Watchdog Hits McAuliffe With Campaign Finance Complaint

McAuliffe took $350,000 donation from a foreign-owned company linked to an overseas money laundering probe

Virginia gubernatorial candidate Terry McAuliffe (D.) / Getty Images

Alana Goodman • October 30, 2021 8:30 am

A government watchdog group hit Terry McAuliffe with a campaign finance complaint on Friday over a $350,000 donation he received from a foreign-owned company linked to an overseas money laundering probe, according to a copy of the filing obtained by the Washington Free Beacon.

The National Legal and Policy Center is asking the FEC to “promptly investigate” whether the contribution to the Virginia gubernatorial candidate violated federal laws prohibiting campaigns from accepting political donations from foreign nationals.

“Terry McAuliffe has a history of accepting foreign contributions.  The FEC must fully investigate these serious charges that he accepted $350,000 in illegal foreign contributions for his current campaign,” said Washington, D.C. attorney, Paul Kamenar, counsel to NLPC, who drafted and filed the complaint with the FEC.

LycaTel LLC, owned by Sri Lankan-British national Allirajah Subaskaran, gave McAuliffe $350,000 in July, the Free Beacon first reported in early October. The company is a New Jersey subsidiary of Subaskaran’s U.K.-based telecom conglomerate, which boasts a complicated web of offshore businesses and has been the subject of tax-fraud and money-laundering charges in France.

Federal law prohibits campaigns from accepting money from foreign nationals and entities, directly or indirectly, in local, state, and federal elections. While U.S.-based subsidiaries of foreign corporations can contribute, the donation can’t be made under the direction of the company’s foreign leadership—which legal experts said can be a murky legal distinction.

“This is effectively a really easy way to launder foreign money into the U.S. political process and to avoid the FEC prohibition on foreign nationals making contributions in U.S. elections,” Ben Freeman, director of the Foreign Influence Transparency Initiative at the Center for International Policy, told the Free Beacon earlier this month.

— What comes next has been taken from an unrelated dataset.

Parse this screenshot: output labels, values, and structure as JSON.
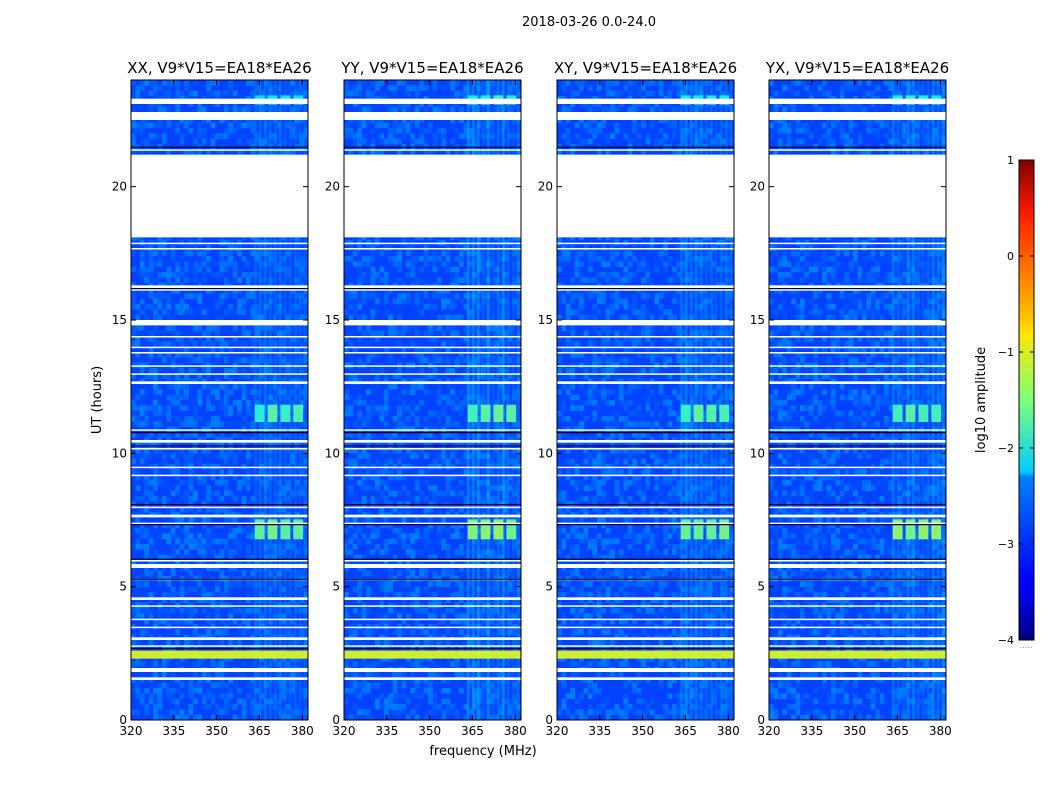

LycaTel does not appear to have contributed to previous Virginia campaigns or federal races. In July, the company retained D.C.-based lobbyist Robert Thompson to lobby on “Telecom” issues, according to disclosure records. Prior to that, Thompson had registered as a foreign agent representing Subaskaran as part of a “business expansion within the U.S.A.,” according to records filed with the Department of Justice.

Thompson was a lobbyist for the Sri Lankan government from 2013 to 2014, according to disclosure records. Thompson did not respond to a request for comment about his lobbying work.

Subaskaran, through his WWW Holding Company and other entities, owns a globe-spanning web of companies in the technology, media, and gaming sectors, many of them with the word “Lyca” in the names. The Lyca group has clashed with British authorities over allegations of unpaid taxes. French authorities in 2016 raided LycaMobile’s Paris headquarters and arrested “19 people suspected of being involved in a money-laundering system implicating Lycamobile and Lycamobile Services,” according to a statement from French prosecutors.

LycaMobile couriers in 2015 were photographed transporting tote bags of cash—reportedly as much as $1 million per week—to various post offices around the United Kingdom, according to a series of articles by BuzzFeed. LycaMobile denied any wrongdoing related to the deposits and noted that it operates a cash-heavy business.

LycaTel’s operations in the United States have come under scrutiny as well. The Federal Communications Commission in 2011 fined the company $5 million for “deceptively marketing prepaid calling cards” to largely immigrant buyers. The company reportedly claimed the low-cost cards could be used to make “hundreds of minutes of calls” overseas, but buyers were only able to use “a fraction of those minutes for calls, because LycaTel applies a variety of fees and surcharges that quickly deplete the card,” said the FCC.

LycaTel did not respond to emailed questions. When reached by phone earlier this month, LycaTel’s general counsel said the company had no comment on the donation and was “waiting to hear back from management as to what they want to disclose and what they don’t.” McAuliffe’s campaign did not respond to a request for comment.

McAuliffe and Republican candidate Glenn Youngkin will face off at the polls on Nov. 2.